Retenus par cette logique, bon nombre d’entre nous choisissent la seule solution possible : la résistance, qu’elle soit active ou passive. On observe un peu partout dans le monde des mouvements qui vont à l’encontre de ces régimes qui méprisent ou craignent leur population. De plus en plus de personnes réfléchissent au système en place et tentent de trouver des solutions inédites. Ces solutions passent par la décroissance, par la simplicité volontaire, par le libertarianisme, par la mise en place d’un revenu de base universel, par la refonte des outils démocratiques, etc. Et ces idées voyagent. Des gens les expérimentent, les mélangent, toujours en gardant à l’esprit de trouver d’autres solutions aux problèmes posés en restant fidèles aux valeurs qui leur tiennent à cœur.
Mais tout le monde n’est pas activiste. Beaucoup de ces gens qui passent l’information, qui font bouger les choses à leur manière sont plutôt des passivistes : ils ne militent pas de façon active. Dans tous les cas, ce sont des gens qui cherchent à sortir des sentiers battus, pour porter un regard différent sur le monde.
Le Parti Pirate, un slow party
C’est ce que font également les Pirates. Avant d’être une organisation politique, c’est une association de citoyens qui remettent en cause certains dogmes politiques, étant arrivé à la conclusion que les solutions tirées de ces dogmes ne répondent plus correctement aux problèmes de la société actuelle.
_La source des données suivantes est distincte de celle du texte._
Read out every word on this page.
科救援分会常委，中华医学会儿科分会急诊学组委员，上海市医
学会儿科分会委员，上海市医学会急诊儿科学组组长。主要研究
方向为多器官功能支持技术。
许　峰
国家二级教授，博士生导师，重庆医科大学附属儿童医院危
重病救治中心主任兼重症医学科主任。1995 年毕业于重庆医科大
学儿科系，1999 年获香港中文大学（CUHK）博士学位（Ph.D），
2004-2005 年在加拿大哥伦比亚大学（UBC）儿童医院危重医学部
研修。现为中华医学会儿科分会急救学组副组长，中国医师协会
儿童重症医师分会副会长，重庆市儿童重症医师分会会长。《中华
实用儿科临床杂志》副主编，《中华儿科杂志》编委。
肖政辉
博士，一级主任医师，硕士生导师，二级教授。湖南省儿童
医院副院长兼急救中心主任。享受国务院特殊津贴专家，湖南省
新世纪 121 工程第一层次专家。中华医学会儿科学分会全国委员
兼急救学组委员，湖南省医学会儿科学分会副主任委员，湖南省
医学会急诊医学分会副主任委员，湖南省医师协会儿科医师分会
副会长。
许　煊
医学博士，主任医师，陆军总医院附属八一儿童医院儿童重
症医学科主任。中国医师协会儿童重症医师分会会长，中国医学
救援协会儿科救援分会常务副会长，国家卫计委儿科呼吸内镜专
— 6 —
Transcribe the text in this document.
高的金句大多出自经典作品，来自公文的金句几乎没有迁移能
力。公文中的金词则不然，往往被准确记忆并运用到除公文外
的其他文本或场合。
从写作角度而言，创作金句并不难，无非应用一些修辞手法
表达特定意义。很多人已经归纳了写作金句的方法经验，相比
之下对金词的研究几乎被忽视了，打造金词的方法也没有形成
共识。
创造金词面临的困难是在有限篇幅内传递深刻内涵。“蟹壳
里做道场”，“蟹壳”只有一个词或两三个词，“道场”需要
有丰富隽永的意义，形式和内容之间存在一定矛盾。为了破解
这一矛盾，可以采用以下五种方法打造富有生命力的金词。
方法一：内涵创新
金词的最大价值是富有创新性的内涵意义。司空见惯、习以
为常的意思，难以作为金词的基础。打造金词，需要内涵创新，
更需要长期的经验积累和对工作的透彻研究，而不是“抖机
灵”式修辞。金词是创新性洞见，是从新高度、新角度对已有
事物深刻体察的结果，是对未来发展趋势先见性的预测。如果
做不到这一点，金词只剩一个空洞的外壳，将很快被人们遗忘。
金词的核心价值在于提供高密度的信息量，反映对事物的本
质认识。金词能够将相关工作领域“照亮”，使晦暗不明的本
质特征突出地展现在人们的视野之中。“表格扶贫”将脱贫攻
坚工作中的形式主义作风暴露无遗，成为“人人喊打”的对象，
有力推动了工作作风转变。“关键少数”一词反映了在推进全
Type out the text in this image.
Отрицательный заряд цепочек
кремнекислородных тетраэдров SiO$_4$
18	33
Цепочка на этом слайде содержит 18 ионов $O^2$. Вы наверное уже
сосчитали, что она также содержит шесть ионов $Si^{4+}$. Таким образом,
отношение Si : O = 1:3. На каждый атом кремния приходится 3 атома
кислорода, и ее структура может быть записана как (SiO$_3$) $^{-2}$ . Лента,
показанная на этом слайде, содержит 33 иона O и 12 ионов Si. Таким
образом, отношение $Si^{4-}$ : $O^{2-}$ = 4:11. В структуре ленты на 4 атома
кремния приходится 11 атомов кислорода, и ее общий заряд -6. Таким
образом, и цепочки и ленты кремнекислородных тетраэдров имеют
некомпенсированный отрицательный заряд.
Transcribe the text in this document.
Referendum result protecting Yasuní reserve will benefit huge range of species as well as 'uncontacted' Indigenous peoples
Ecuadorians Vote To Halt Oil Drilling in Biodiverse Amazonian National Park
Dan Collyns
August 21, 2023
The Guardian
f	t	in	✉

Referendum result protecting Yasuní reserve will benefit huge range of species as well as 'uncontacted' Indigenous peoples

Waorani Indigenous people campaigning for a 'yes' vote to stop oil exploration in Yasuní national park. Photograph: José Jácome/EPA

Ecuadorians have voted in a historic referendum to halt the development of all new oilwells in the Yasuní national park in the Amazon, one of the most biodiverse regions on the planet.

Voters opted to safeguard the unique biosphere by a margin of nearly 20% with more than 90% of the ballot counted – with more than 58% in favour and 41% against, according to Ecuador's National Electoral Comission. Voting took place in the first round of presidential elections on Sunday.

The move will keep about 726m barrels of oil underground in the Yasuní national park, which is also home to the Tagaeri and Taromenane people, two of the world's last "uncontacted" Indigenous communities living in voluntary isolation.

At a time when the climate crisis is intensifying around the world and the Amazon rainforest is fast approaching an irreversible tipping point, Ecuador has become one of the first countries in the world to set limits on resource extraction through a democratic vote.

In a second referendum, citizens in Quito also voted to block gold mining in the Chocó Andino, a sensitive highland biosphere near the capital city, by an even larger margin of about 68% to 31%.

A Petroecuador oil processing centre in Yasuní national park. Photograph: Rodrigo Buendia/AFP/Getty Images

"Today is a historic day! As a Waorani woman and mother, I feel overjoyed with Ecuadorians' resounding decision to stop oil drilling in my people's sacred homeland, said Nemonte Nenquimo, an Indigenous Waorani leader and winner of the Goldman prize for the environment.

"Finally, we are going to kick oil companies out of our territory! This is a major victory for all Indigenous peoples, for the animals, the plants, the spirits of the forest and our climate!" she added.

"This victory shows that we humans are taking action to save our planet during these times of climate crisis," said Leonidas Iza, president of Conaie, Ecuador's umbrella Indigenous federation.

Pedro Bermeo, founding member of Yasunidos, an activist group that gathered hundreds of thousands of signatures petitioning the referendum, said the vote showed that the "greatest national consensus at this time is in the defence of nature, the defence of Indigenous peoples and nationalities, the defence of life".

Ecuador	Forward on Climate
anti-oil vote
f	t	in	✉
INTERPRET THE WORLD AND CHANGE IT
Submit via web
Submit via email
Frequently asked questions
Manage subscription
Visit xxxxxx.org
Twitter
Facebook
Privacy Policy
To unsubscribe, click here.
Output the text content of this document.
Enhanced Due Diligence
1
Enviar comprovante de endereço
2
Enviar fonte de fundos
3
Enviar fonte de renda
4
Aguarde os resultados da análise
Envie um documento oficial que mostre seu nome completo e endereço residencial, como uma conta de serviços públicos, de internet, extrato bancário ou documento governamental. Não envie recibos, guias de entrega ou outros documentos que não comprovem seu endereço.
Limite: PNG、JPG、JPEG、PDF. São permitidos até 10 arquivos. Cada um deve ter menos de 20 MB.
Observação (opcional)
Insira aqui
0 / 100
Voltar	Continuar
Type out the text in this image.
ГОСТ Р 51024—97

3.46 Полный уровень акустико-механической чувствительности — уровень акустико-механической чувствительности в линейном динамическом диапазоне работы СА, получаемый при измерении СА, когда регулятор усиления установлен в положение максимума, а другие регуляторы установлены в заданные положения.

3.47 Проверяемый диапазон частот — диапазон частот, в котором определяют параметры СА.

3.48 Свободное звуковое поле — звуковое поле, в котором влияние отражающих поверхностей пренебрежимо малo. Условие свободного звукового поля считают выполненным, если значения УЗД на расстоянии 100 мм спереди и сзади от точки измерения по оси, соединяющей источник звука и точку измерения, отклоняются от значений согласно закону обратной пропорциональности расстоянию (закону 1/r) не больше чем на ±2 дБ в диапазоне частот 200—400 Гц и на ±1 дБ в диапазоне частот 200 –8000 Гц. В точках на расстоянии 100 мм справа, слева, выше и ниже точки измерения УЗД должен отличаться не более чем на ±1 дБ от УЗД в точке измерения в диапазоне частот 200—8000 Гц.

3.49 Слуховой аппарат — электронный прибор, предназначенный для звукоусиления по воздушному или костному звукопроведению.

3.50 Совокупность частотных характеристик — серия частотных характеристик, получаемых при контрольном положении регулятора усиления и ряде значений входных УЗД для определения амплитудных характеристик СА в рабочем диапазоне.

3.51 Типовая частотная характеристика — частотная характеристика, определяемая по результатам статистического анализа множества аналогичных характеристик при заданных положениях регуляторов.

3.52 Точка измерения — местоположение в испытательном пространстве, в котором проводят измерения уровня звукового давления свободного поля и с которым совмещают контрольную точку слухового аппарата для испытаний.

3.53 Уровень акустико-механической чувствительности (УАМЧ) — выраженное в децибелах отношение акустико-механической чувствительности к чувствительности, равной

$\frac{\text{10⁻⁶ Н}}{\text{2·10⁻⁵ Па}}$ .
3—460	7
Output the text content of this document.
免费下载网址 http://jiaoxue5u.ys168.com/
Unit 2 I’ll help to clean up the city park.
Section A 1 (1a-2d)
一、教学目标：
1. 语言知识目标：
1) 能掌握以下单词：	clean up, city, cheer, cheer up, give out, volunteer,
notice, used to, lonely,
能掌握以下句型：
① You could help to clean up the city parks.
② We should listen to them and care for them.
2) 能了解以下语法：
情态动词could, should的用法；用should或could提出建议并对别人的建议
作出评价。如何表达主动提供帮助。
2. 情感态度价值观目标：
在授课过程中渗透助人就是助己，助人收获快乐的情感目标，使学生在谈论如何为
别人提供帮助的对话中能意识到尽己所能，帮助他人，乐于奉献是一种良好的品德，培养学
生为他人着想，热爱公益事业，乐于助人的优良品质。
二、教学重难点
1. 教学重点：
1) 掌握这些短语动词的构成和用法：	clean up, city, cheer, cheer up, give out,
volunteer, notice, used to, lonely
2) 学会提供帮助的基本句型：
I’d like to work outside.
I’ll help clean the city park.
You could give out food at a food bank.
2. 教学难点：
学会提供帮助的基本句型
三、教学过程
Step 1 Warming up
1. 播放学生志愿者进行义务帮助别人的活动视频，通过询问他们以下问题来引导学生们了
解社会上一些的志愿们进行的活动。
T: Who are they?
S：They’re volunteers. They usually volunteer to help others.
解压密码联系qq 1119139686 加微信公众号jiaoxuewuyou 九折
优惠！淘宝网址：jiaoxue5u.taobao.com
Le Parti Pirate n’est pas un parti. C’est un laboratoire politique où l’on peut tout essayer, où l’on a le droit de faire des erreurs, où l’on se remet en cause. Parfois, on réinvente l’eau chaude, parfois on fait des petites découvertes révolutionnaires sans s’en rendre compte. C’est également un mouvement pragmatique qui essaie de ne pas mettre en œuvre des solutions générales à des problèmes particuliers. Presque un slow party, à ranger dans la catégorie de la slow food et du slow media.
S’il y a bien une chose que les Pirates reprennent de l’informatique, au final, c’est le principe du partage de l’information : nous sommes juste des gens qui cherchent à informer le plus de personnes possibles au sujet de ces solutions que nous pensons être intéressantes, ou qui ont au moins le mérite de proposer un modèle alternatif. Nous voulons croire qu’il est possible de changer le cours des choses comme cela, en diffusant l’information.
Et en nous rassemblant sous une même bannière, celle d’un parti, nous pouvons mieux faire entendre nos voix, et, de cette façon, toucher plus de monde. Un premier pas vers la liberté.